What’s up with you? How’s it going? Bolá is also frequently spelled as volá.
A friend, a dude. This is an informal way of addressing anyone, just like amigo. So, “¿Acere, qué bolá?”
Candela has many meanings depending on context and region, but it is generally used as an expression of surprise when something bad happens or something is broken or complicated.
A very common form of transportation for Cubans is by bus or commonly known as “Guagua”
Almendron or Maquina: These are the names for the old cars that navigate the island typically they are American made and were produced before 1960. Some of these cars can be up to 90 years old and still running!
Taxi Colectivo: The Taxi Colectivos are Maquinas or Almendrones that have Taxi signs at the front windows. They ride a one way route; Cubans stand along the route and hop in and out.

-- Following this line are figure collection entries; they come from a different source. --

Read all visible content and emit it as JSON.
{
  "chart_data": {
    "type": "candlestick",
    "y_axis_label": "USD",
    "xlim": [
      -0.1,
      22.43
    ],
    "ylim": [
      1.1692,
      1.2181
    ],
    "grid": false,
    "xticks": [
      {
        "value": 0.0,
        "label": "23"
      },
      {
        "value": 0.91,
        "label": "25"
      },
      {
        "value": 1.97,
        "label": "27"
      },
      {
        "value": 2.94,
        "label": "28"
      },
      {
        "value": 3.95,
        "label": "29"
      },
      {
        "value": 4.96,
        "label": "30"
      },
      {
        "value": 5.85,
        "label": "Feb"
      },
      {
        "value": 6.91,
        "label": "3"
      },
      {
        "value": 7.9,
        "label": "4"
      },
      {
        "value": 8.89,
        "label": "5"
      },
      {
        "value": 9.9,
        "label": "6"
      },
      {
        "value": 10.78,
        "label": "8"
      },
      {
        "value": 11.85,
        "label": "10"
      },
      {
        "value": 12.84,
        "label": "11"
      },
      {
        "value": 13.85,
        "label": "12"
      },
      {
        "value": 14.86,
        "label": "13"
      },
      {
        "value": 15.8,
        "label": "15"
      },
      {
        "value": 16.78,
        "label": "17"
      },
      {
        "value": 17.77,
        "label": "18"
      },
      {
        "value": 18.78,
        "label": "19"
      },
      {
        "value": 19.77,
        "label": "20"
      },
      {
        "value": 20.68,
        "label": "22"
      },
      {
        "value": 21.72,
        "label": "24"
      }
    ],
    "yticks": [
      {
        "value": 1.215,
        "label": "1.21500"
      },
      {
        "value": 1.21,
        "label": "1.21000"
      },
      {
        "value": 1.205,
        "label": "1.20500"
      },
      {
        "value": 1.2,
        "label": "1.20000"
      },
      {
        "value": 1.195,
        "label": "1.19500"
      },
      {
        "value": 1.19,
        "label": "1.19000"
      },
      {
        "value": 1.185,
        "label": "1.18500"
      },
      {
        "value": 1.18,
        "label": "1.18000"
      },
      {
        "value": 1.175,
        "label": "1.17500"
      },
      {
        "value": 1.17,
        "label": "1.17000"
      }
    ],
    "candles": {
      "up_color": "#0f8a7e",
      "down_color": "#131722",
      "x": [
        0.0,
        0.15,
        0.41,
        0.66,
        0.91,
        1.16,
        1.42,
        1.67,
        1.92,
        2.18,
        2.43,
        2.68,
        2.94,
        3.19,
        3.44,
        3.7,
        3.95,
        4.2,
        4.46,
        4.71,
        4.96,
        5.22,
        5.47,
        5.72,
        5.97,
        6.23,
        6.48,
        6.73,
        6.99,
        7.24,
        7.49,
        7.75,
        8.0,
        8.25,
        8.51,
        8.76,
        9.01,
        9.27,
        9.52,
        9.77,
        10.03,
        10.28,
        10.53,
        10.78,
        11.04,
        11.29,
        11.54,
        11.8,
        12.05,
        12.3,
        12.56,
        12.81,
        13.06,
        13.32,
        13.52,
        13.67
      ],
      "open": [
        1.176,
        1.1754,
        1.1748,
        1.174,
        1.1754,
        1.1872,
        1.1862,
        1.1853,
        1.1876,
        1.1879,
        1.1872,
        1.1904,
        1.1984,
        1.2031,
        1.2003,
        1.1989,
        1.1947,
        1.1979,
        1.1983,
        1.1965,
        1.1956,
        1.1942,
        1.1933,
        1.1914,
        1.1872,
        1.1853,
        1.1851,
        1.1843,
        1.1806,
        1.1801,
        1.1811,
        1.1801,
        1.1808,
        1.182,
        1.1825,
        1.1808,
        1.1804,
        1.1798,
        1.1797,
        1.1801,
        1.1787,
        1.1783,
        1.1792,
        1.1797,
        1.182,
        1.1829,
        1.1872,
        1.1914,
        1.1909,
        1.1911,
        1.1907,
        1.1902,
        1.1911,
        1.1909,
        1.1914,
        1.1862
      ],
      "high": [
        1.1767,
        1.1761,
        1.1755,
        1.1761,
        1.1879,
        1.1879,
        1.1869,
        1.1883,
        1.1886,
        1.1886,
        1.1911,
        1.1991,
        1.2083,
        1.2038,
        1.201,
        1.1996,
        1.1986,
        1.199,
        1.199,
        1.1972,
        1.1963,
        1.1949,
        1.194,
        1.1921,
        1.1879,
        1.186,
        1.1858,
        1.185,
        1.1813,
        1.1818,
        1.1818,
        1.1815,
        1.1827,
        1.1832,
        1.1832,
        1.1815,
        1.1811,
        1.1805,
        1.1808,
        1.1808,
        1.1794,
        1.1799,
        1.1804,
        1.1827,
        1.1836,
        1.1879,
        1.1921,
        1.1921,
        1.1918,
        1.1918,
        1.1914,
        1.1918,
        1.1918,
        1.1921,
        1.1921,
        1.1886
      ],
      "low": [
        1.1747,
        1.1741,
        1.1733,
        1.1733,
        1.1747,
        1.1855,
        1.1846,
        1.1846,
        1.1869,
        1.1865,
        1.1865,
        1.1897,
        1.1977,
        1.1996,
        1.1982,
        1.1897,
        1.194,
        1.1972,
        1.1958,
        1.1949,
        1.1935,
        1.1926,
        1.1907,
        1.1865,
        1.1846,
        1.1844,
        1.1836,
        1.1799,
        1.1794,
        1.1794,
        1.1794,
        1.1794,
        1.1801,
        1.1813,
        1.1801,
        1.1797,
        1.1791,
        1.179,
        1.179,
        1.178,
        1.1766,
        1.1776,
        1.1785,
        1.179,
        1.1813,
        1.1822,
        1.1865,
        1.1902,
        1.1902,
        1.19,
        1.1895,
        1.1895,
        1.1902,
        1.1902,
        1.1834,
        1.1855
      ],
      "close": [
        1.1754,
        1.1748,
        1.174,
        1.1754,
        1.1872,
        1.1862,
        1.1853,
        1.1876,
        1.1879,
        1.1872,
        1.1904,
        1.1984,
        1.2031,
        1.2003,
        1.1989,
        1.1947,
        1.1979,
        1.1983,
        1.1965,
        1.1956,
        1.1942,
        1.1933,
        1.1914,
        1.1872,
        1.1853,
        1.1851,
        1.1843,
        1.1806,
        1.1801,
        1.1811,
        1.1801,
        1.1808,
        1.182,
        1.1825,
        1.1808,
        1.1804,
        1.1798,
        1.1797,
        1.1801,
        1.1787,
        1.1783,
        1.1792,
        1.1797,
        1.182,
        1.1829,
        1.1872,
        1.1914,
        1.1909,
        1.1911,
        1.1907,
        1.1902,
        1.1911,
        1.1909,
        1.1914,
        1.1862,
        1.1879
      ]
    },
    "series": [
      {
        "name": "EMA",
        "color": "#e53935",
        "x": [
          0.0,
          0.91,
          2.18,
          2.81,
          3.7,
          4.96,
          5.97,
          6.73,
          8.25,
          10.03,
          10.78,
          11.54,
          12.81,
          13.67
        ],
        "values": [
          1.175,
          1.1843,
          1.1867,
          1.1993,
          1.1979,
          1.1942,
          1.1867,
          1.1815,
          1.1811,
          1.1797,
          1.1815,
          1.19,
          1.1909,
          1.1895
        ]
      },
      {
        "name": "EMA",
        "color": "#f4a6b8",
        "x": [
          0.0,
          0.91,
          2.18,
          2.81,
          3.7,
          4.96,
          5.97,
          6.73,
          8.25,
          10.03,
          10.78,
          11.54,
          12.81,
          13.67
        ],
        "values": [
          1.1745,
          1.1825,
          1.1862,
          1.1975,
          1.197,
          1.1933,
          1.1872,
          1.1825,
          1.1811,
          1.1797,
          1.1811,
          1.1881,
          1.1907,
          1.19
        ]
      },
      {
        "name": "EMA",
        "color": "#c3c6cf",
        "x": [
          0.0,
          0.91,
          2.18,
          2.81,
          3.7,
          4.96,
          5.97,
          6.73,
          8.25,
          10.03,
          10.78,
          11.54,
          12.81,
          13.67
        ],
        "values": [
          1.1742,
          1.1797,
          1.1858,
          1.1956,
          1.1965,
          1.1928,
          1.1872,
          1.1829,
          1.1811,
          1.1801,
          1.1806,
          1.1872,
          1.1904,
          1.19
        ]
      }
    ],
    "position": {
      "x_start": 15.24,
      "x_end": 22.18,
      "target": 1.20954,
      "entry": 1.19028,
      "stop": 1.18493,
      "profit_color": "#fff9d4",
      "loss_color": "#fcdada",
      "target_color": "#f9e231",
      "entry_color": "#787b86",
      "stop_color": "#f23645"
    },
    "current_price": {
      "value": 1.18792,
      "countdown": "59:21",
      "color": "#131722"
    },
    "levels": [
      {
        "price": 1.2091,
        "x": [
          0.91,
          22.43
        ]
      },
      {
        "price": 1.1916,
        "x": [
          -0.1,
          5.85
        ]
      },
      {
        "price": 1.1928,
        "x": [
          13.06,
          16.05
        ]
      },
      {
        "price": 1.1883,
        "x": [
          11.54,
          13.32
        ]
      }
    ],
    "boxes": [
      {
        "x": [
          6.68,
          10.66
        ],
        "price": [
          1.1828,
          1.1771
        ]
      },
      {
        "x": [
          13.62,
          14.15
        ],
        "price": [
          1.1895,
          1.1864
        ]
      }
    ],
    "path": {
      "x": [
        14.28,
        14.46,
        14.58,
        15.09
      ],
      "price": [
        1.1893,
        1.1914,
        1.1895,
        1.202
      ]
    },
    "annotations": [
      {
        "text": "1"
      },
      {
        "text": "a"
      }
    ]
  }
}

Moros & Cristianos: The typical side dish to traditional Cuban meals. It is a combination of black beans and rice. The black beans represent the Moorish or African history and the white rice represents the Spanish.
Ropa Vieja: Spanish for “old clothes,” is a popular Cuban dish. The original recipe consists of a meat dish made with leftovers. Now it is a common dish and is prepared with a shredded flank, brisket, or skirt steak slow cooked in a tomato sauce base.
Maduros: Maduros is short for platanos maduros or fried sweet plantains. This is a very typical side dish in Cuban cuisine and is always a favorite! A tip for making them at home is wait for the banana to get a bit darker and it will ensure its sweet taste.